Introduction to A/B testing with python.

From the Data Science from Scratch book.

Libraries and helper functions

import math as m
from typing import Tuple
def normal_probability_below(x: float, mu: float = 0, sigma: float = 1) -> float:
    return (1 + m.erf((x - mu) / m.sqrt(2) / sigma)) / 2

def normal_probability_above(lo: float, mu: float = 0, sigma: float = 1) -> float:
    return 1 - normal_probability_below(lo, mu, sigma)
def two_sided_p_value(x: float, mu: float = 0, sigma: float = 1) -> float:
    """Return the probability of getting at least as extreme value as `x`, given
    that our values are from a normal distribution with `mu` mean and `sigma` std.
    """

    # If x is greater than the mean return everything above x
    if x >= mu:
        return 2 * normal_probability_above(x, mu, sigma)
    # If x is less than the mean than return everything below x
    else:
        return 2 * normal_probability_below(x, mu, sigma)

A/B test

def estimate_parameters(N: int, true: int) -> Tuple[float, float]:
    p = true / N
    sigma = m.sqrt(p * (1 - p) / N)
    return p, sigma

$H_0$: $p_a$ and $p_b$ are the same

With simplification this means that $p_a - p_b = 0$

def a_b_test_statistic(N_A: int, A: int, N_B: int, B:int) -> float:
    p_A, sigma_A = estimate_parameters(N_A, A)
    p_B, simga_B = estimate_parameters(N_B, B)

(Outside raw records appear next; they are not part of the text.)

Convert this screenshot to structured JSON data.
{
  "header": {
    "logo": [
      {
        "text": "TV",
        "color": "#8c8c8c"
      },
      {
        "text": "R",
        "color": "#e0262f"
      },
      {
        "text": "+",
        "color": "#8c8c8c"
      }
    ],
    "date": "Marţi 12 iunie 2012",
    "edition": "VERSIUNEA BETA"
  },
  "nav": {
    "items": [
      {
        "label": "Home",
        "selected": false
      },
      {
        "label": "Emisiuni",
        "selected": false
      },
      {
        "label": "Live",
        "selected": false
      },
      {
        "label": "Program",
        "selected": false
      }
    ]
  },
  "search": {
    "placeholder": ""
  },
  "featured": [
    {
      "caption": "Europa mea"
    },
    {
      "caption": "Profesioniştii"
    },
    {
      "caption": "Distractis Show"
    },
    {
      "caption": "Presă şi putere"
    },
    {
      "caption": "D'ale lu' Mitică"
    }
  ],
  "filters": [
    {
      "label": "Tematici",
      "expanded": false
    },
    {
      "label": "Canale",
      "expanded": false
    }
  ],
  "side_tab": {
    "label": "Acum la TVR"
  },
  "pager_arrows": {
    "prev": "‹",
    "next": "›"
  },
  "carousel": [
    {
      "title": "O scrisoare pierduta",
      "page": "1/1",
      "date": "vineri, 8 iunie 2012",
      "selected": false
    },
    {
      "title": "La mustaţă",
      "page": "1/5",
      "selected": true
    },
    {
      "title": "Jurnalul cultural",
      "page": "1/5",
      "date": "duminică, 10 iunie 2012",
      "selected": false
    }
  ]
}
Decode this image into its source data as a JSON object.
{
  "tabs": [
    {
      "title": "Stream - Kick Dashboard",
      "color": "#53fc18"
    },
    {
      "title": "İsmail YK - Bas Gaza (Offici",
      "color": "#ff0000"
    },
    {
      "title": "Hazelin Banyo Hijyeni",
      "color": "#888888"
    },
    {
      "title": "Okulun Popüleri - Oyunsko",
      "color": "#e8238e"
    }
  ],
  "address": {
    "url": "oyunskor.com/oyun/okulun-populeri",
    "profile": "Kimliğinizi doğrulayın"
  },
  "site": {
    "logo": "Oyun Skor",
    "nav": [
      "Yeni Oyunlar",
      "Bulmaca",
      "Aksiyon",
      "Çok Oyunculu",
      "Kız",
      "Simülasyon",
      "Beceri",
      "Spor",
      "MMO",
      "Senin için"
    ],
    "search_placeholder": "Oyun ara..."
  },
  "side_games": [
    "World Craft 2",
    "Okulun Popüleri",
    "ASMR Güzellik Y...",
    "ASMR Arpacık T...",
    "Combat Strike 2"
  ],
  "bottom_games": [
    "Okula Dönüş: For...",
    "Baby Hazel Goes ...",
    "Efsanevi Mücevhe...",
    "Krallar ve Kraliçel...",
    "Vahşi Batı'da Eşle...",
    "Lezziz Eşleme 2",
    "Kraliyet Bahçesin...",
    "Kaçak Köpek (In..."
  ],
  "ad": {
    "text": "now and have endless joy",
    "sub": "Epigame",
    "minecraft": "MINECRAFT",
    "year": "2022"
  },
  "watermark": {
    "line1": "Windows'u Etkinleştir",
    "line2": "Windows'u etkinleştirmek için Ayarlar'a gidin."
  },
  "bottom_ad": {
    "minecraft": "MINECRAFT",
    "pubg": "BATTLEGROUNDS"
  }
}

    return (p_B - p_A) / m.sqrt(sigma_A ** 2 + simga_B ** 2)

Example 1

z = a_b_test_statistic(1000, 200, 1000, 180)
z, two_sided_p_value(z)
(-1.1403464899034472, 0.2541419765422359)

That is, the probability of at least such a big difference occurring assuming that the two probabilities are the same is ~0.25.

Example 2

Let's decrease the occurance of $b$ even more.

z = a_b_test_statistic(1000, 200, 1000, 150)
z, two_sided_p_value(z)
(-2.948839123097944, 0.003189699706216853)

That is the probability of at least this large difference to occur if the probabilities are the same is 0.03.